No, this Marshall’s offers up endless racks of clothes divided into the most basic categories. Shirts. Sweaters. Pants. Small. Medium. Large.  Not for the faint of heart, was this Marshall’s. Luckily, Nurse V and I were up to the challenge. We patiently went through each rack in Nurse V’s size, evaluating every piece of clothing.

Once my friend had a decently sized “definitely coming home with me” pile as well as a a reasonable “maybe” one (many items successfully found by me, I’m just saying), I went in search of a little something-something for myself.

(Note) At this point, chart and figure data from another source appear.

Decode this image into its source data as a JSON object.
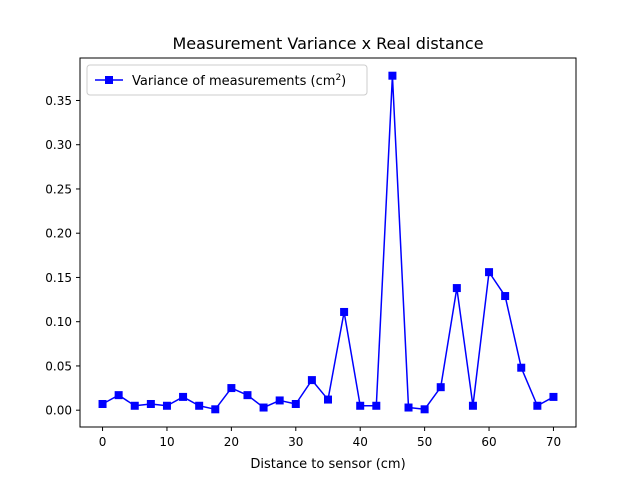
{
  "chart_data": {
    "type": "line",
    "title": "Measurement Variance x Real distance",
    "xlabel": "Distance to sensor (cm)",
    "ylabel": "",
    "xlim": [
      -3.5,
      73.5
    ],
    "ylim": [
      -0.019,
      0.398
    ],
    "xticks": [
      0,
      10,
      20,
      30,
      40,
      50,
      60,
      70
    ],
    "yticks": [
      0.0,
      0.05,
      0.1,
      0.15,
      0.2,
      0.25,
      0.3,
      0.35
    ],
    "xtick_labels": [
      "0",
      "10",
      "20",
      "30",
      "40",
      "50",
      "60",
      "70"
    ],
    "ytick_labels": [
      "0.00",
      "0.05",
      "0.10",
      "0.15",
      "0.20",
      "0.25",
      "0.30",
      "0.35"
    ],
    "legend": {
      "placement": "top-left",
      "text": "Variance of measurements (cm",
      "superscript": "2",
      "close": ")"
    },
    "grid": false,
    "color": "#0000ff",
    "marker": "square",
    "series": [
      {
        "name": "Variance of measurements (cm²)",
        "x": [
          0,
          2.5,
          5,
          7.5,
          10,
          12.5,
          15,
          17.5,
          20,
          22.5,
          25,
          27.5,
          30,
          32.5,
          35,
          37.5,
          40,
          42.5,
          45,
          47.5,
          50,
          52.5,
          55,
          57.5,
          60,
          62.5,
          65,
          67.5,
          70
        ],
        "y": [
          0.007,
          0.017,
          0.005,
          0.007,
          0.005,
          0.015,
          0.005,
          0.001,
          0.025,
          0.017,
          0.003,
          0.011,
          0.007,
          0.034,
          0.012,
          0.111,
          0.005,
          0.005,
          0.378,
          0.003,
          0.001,
          0.026,
          0.138,
          0.005,
          0.156,
          0.129,
          0.048,
          0.005,
          0.015
        ]
      }
    ]
  }
}
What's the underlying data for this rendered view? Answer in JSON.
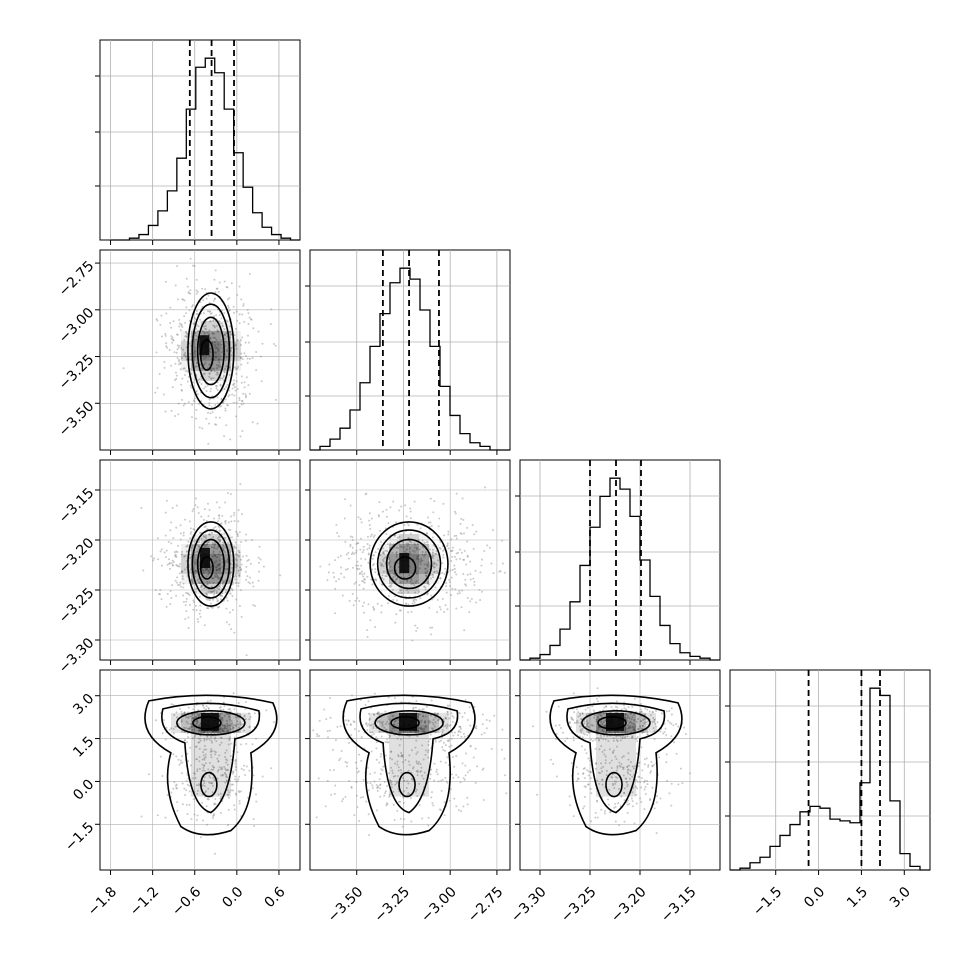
{
  "chart_data": {
    "type": "corner",
    "title": "",
    "params": [
      {
        "id": "p0",
        "range": [
          -1.95,
          0.9
        ],
        "ticks": [
          -1.8,
          -1.2,
          -0.6,
          0.0,
          0.6
        ],
        "tick_labels": [
          "−1.8",
          "−1.2",
          "−0.6",
          "0.0",
          "0.6"
        ],
        "quantiles": [
          -0.67,
          -0.36,
          -0.04
        ],
        "hist_bins": [
          -1.8,
          0.9
        ],
        "hist": [
          0,
          0,
          1,
          3,
          8,
          16,
          27,
          45,
          72,
          95,
          100,
          92,
          72,
          48,
          29,
          15,
          7,
          3,
          1,
          0
        ]
      },
      {
        "id": "p1",
        "range": [
          -3.75,
          -2.68
        ],
        "ticks": [
          -3.5,
          -3.25,
          -3.0,
          -2.75
        ],
        "tick_labels": [
          "−3.50",
          "−3.25",
          "−3.00",
          "−2.75"
        ],
        "quantiles": [
          -3.36,
          -3.22,
          -3.06
        ],
        "hist_bins": [
          -3.75,
          -2.68
        ],
        "hist": [
          0,
          2,
          6,
          12,
          22,
          37,
          57,
          75,
          92,
          100,
          94,
          77,
          57,
          35,
          19,
          9,
          4,
          2,
          0,
          0
        ]
      },
      {
        "id": "p2",
        "range": [
          -3.32,
          -3.12
        ],
        "ticks": [
          -3.3,
          -3.25,
          -3.2,
          -3.15
        ],
        "tick_labels": [
          "−3.30",
          "−3.25",
          "−3.20",
          "−3.15"
        ],
        "quantiles": [
          -3.25,
          -3.224,
          -3.199
        ],
        "hist_bins": [
          -3.32,
          -3.12
        ],
        "hist": [
          0,
          1,
          3,
          8,
          17,
          32,
          52,
          73,
          90,
          100,
          94,
          79,
          55,
          35,
          19,
          9,
          4,
          2,
          1,
          0
        ]
      },
      {
        "id": "p3",
        "range": [
          -3.1,
          3.9
        ],
        "ticks": [
          -1.5,
          0.0,
          1.5,
          3.0
        ],
        "tick_labels": [
          "−1.5",
          "0.0",
          "1.5",
          "3.0"
        ],
        "quantiles": [
          -0.35,
          1.5,
          2.15
        ],
        "hist_bins": [
          -3.1,
          3.9
        ],
        "hist": [
          0,
          1,
          4,
          7,
          13,
          19,
          25,
          32,
          35,
          34,
          28,
          27,
          26,
          48,
          100,
          96,
          38,
          9,
          2,
          0
        ]
      }
    ],
    "pairs": [
      {
        "x": "p0",
        "y": "p1",
        "center": [
          -0.37,
          -3.22
        ],
        "spread": [
          0.22,
          0.14
        ],
        "peak": [
          -0.45,
          -3.2
        ]
      },
      {
        "x": "p0",
        "y": "p2",
        "center": [
          -0.37,
          -3.224
        ],
        "spread": [
          0.22,
          0.019
        ],
        "peak": [
          -0.44,
          -3.22
        ]
      },
      {
        "x": "p1",
        "y": "p2",
        "center": [
          -3.22,
          -3.224
        ],
        "spread": [
          0.14,
          0.019
        ],
        "peak": [
          -3.24,
          -3.225
        ]
      },
      {
        "x": "p0",
        "y": "p3",
        "center": [
          -0.37,
          0.9
        ],
        "spread": [
          0.22,
          1.2
        ],
        "peak": [
          -0.45,
          2.0
        ],
        "bimodal": true
      },
      {
        "x": "p1",
        "y": "p3",
        "center": [
          -3.22,
          0.9
        ],
        "spread": [
          0.14,
          1.2
        ],
        "peak": [
          -3.22,
          2.0
        ],
        "bimodal": true
      },
      {
        "x": "p2",
        "y": "p3",
        "center": [
          -3.224,
          0.9
        ],
        "spread": [
          0.019,
          1.2
        ],
        "peak": [
          -3.23,
          2.0
        ],
        "bimodal": true
      }
    ],
    "line_color": "#000000",
    "grid_color": "#b0b0b0",
    "point_color": "#8a8a8a",
    "grid": true,
    "legend": "none"
  }
}
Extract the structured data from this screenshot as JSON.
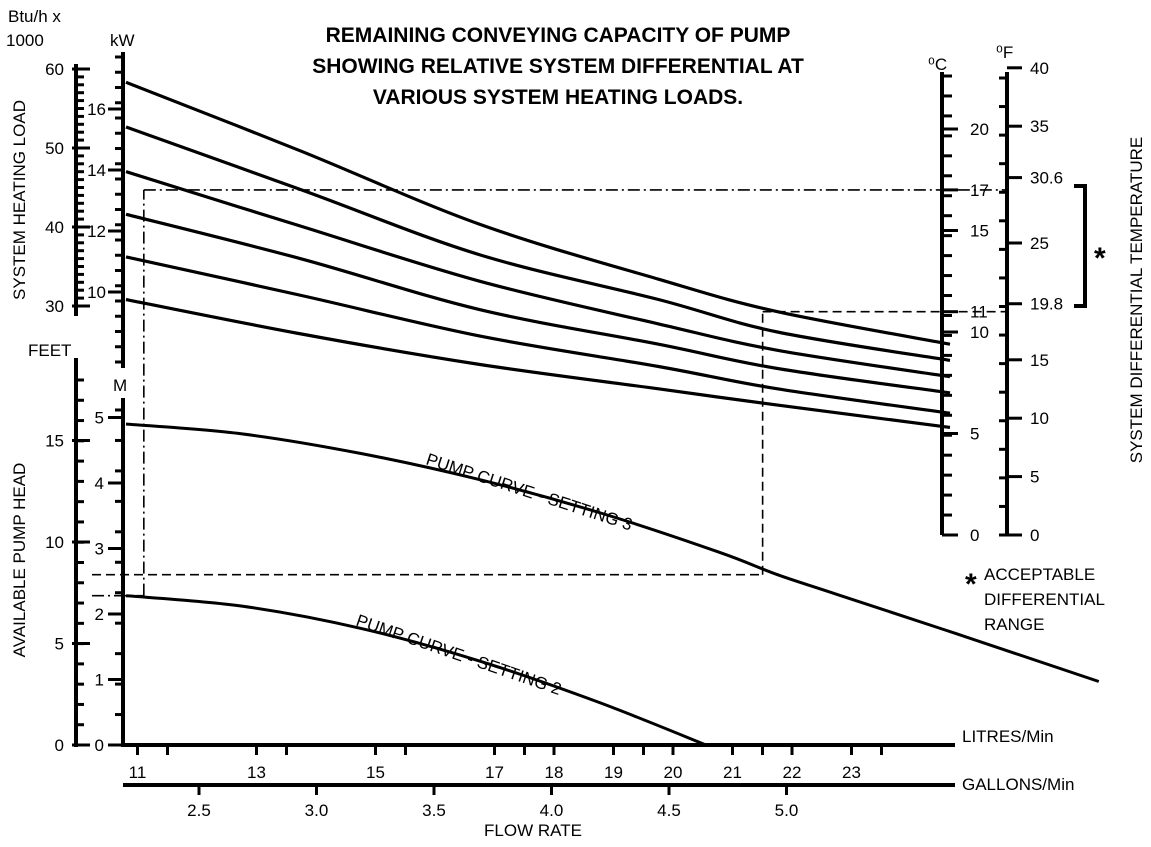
{
  "chart_data": {
    "type": "line",
    "title_lines": [
      "REMAINING CONVEYING CAPACITY OF PUMP",
      "SHOWING RELATIVE SYSTEM DIFFERENTIAL AT",
      "VARIOUS SYSTEM HEATING LOADS."
    ],
    "xlabel": "FLOW RATE",
    "x_axes": {
      "litres": {
        "unit_label": "LITRES/Min",
        "ticks": [
          "11",
          "13",
          "15",
          "17",
          "18",
          "19",
          "20",
          "21",
          "22",
          "23"
        ],
        "range": [
          10,
          24
        ]
      },
      "gallons": {
        "unit_label": "GALLONS/Min",
        "ticks": [
          "2.5",
          "3.0",
          "3.5",
          "4.0",
          "4.5",
          "5.0"
        ],
        "range": [
          2.2,
          5.3
        ]
      }
    },
    "y_axes": {
      "heating_load_btu": {
        "unit_label_lines": [
          "Btu/h x",
          "1000"
        ],
        "ticks": [
          "60",
          "50",
          "40",
          "30"
        ]
      },
      "heating_load_kw": {
        "unit_label": "kW",
        "ticks": [
          "16",
          "14",
          "12",
          "10"
        ]
      },
      "system_heating_load_label": "SYSTEM HEATING LOAD",
      "pump_head_feet": {
        "unit_label": "FEET",
        "ticks": [
          "15",
          "10",
          "5",
          "0"
        ],
        "range": [
          0,
          18
        ]
      },
      "pump_head_m": {
        "unit_label": "M",
        "ticks": [
          "5",
          "4",
          "3",
          "2",
          "1",
          "0"
        ],
        "range": [
          0,
          5.5
        ]
      },
      "available_pump_head_label": "AVAILABLE PUMP HEAD",
      "diff_c": {
        "unit_label": "⁰C",
        "ticks": [
          "20",
          "17",
          "15",
          "11",
          "10",
          "5",
          "0"
        ],
        "range": [
          0,
          23.5
        ]
      },
      "diff_f": {
        "unit_label": "⁰F",
        "ticks": [
          "40",
          "35",
          "30.6",
          "25",
          "19.8",
          "15",
          "10",
          "5",
          "0"
        ],
        "range": [
          0,
          40
        ]
      },
      "system_differential_label": "SYSTEM DIFFERENTIAL TEMPERATURE"
    },
    "load_curves": [
      {
        "load_kw": 16.5,
        "x": [
          10.05,
          13,
          16,
          19,
          21,
          23.9
        ],
        "diff_c": [
          22.3,
          18.9,
          15.3,
          12.6,
          11.0,
          9.4
        ]
      },
      {
        "load_kw": 15,
        "x": [
          10.05,
          13,
          16,
          19,
          21,
          23.9
        ],
        "diff_c": [
          20.1,
          17.0,
          13.8,
          11.6,
          10.0,
          8.6
        ]
      },
      {
        "load_kw": 13.7,
        "x": [
          10.05,
          13,
          16,
          19,
          21,
          23.9
        ],
        "diff_c": [
          17.9,
          15.2,
          12.5,
          10.4,
          9.1,
          7.8
        ]
      },
      {
        "load_kw": 12.3,
        "x": [
          10.05,
          13,
          16,
          19,
          21,
          23.9
        ],
        "diff_c": [
          15.8,
          13.6,
          11.1,
          9.4,
          8.2,
          7.0
        ]
      },
      {
        "load_kw": 11,
        "x": [
          10.05,
          13,
          16,
          19,
          21,
          23.9
        ],
        "diff_c": [
          13.7,
          11.8,
          9.8,
          8.3,
          7.2,
          6.0
        ]
      },
      {
        "load_kw": 9.6,
        "x": [
          10.05,
          13,
          16,
          19,
          21,
          23.9
        ],
        "diff_c": [
          11.6,
          9.9,
          8.4,
          7.2,
          6.4,
          5.3
        ]
      }
    ],
    "pump_curves": [
      {
        "name": "PUMP CURVE - SETTING 3",
        "x": [
          10.05,
          12,
          14,
          16,
          18,
          20,
          21,
          22,
          24,
          26.4
        ],
        "head_m": [
          4.9,
          4.75,
          4.45,
          4.05,
          3.55,
          2.95,
          2.6,
          2.3,
          1.7,
          0.97
        ]
      },
      {
        "name": "PUMP CURVE - SETTING 2",
        "x": [
          10.05,
          12,
          14,
          16,
          18,
          19.8
        ],
        "head_m": [
          2.28,
          2.12,
          1.78,
          1.28,
          0.65,
          0.0
        ]
      }
    ],
    "reference_lines": [
      {
        "style": "dashed",
        "x": 20.75,
        "head_m": 2.6,
        "diff_c": 11
      },
      {
        "style": "dashdot",
        "x": 10.35,
        "head_m": 2.28,
        "diff_c": 17
      }
    ],
    "acceptable_range": {
      "from_f": 19.8,
      "to_f": 30.6,
      "marker": "*",
      "legend_lines": [
        "ACCEPTABLE",
        "DIFFERENTIAL",
        "RANGE"
      ]
    }
  }
}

Gold buttons like the ones on the sweater I left at Marshalls.

I am bad at taking camera-phone pics in dressing rooms, so I don’t have a picture of the Magaschoni sweater from Marshalls. Just picture a very plain, long-sleeved black sweater, crew-neck. The gold-button detailing at the shoulder was made from buttons that looked like these. It’s the best I could do.

Which was when I happened upon a black crew-neck Magaschoni sweater. Simple and elegant, it was plain except for a row of gold disk-shaped buttons running from the chest to the shoulder. It looked fabulous on. It had been almost $200 and was now a reasonable $50.